So, when my body is moaning from too much celebration the night before, what is to be done to escape this feeling of suffocation? My mission of the day promises to provide the solution. I am going to a bar, also on Yonge Street, that can serve me what I need - not alcohol, not even a double-shot latte, but a cool blast of pure oxygen.

You may laugh (the jogger passing the door as I arrived caught my eye and smirked knowingly), but oxygen really is the main offering of the O2 Spa Bar. And we are not talking just fresh air (Toronto can get smoggy in summer) but pure, or, to be accurate, 99.9 per cent pure, medical-grade oxygen.

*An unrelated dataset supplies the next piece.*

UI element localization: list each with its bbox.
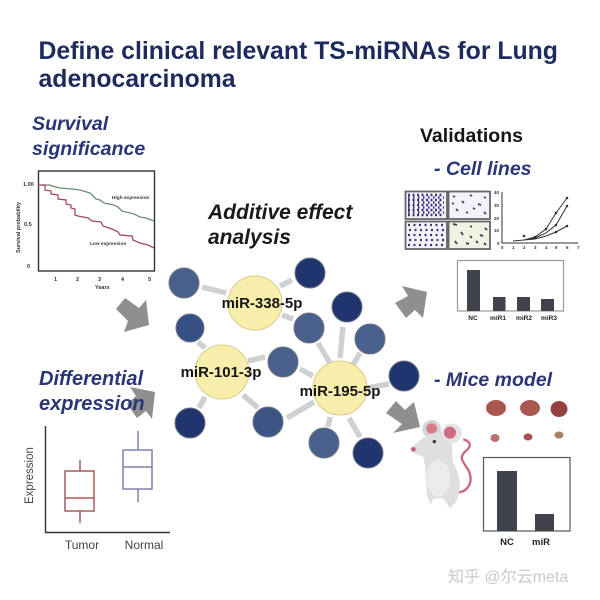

This is the brain-child of two Toronto natives: Lissa Charron, an architectural designer and her television camerawoman friend, Shamila Hunter. Bravely, or brazenly, they are exploring another niche-market in flaky 20th-century consumption. If Starbucks can sweep the continent with its barmy coffee concoctions and Absolut Vodka can make conquests by scenting their liquor with lemon, what can't these two do with oxygen?

Their pitch sounds compelling. In a world that brims with toxins and pollutants, why not mitigate the damage to our body with an occasional dose of life-giving O2? Athletes take oxygen before competing and so do rock stars, like Mick Jagger. Michael Jackson purportedly favours napping in his personal oxygen chamber. "When oxygen is deficient," says the bar's promotional leaflet, "unwanted organisms flourish and we wallow in our own waste products". Golly, I had better go in.

Within is an environment that is half-saloon, with a sweeping bar of granite and elegant stools but no beer pumps (smoking is definitely forbidden), and half-clinic. Stan Getz soothes from the sound system and tropical fish distract in a giant tank. But what does one do exactly? How does oxygen come, by the pint, or the cup, or perhaps by mask? Actually, it comes via a clear plastic tube with two little prongs with holes that go up your nostrils. "Everyone has their own terminology," Lissa says helpfully. "You come to take a hit, a blast, or a dose, or there's 'up your nose with a rubber hose'".

And up it goes. Rather than doing it sitting at the bar (not a good venue for romantic liaisons) I choose to partake in one of the three private rooms at the back. Lissa takes my pulse (frighteningly low) and my "blood oxygen saturation level" (also low) with a little thimble-like thing she slips on my finger. Then I choose whether to have my oxygen unadulterated, or bubbled through a jar of water and organic fruit to give it flavour. I am set up with organic pineapple and my 20-minute, Can $22 (pounds 11) session begins.

Sssss. I breath and I wait. I know what I am meant to feel, because Lissa has told me. Something about an expanding feeling in my chest and a sudden return of energy. This is not unpleasant. I am reminded of the temporary relief of a strong eucalyptus sweet when I have a cold. I do not feel my hangover magically washing away. When I'm done my heart is beating faster (it should not be) but the oxygen in my red blood cells has satisfyingly gone up.

At the bar, two young guys are hooking up. Ryan turns out to be an oxygen nerd. He has bottles at home and takes a dose every day. "I'm trying not to laugh," confesses Larry. "This is pleasant, but there isn't exactly lift-off yet".

Lissa is relentless in her enthusiasm: "This is the bar of the 21st century." She and Shamila have already had 70 requests from people around the world hoping to license their idea. But for now this is the only oxygen bar in the world and it is in just the right place: a city otherwise identified with suffocation.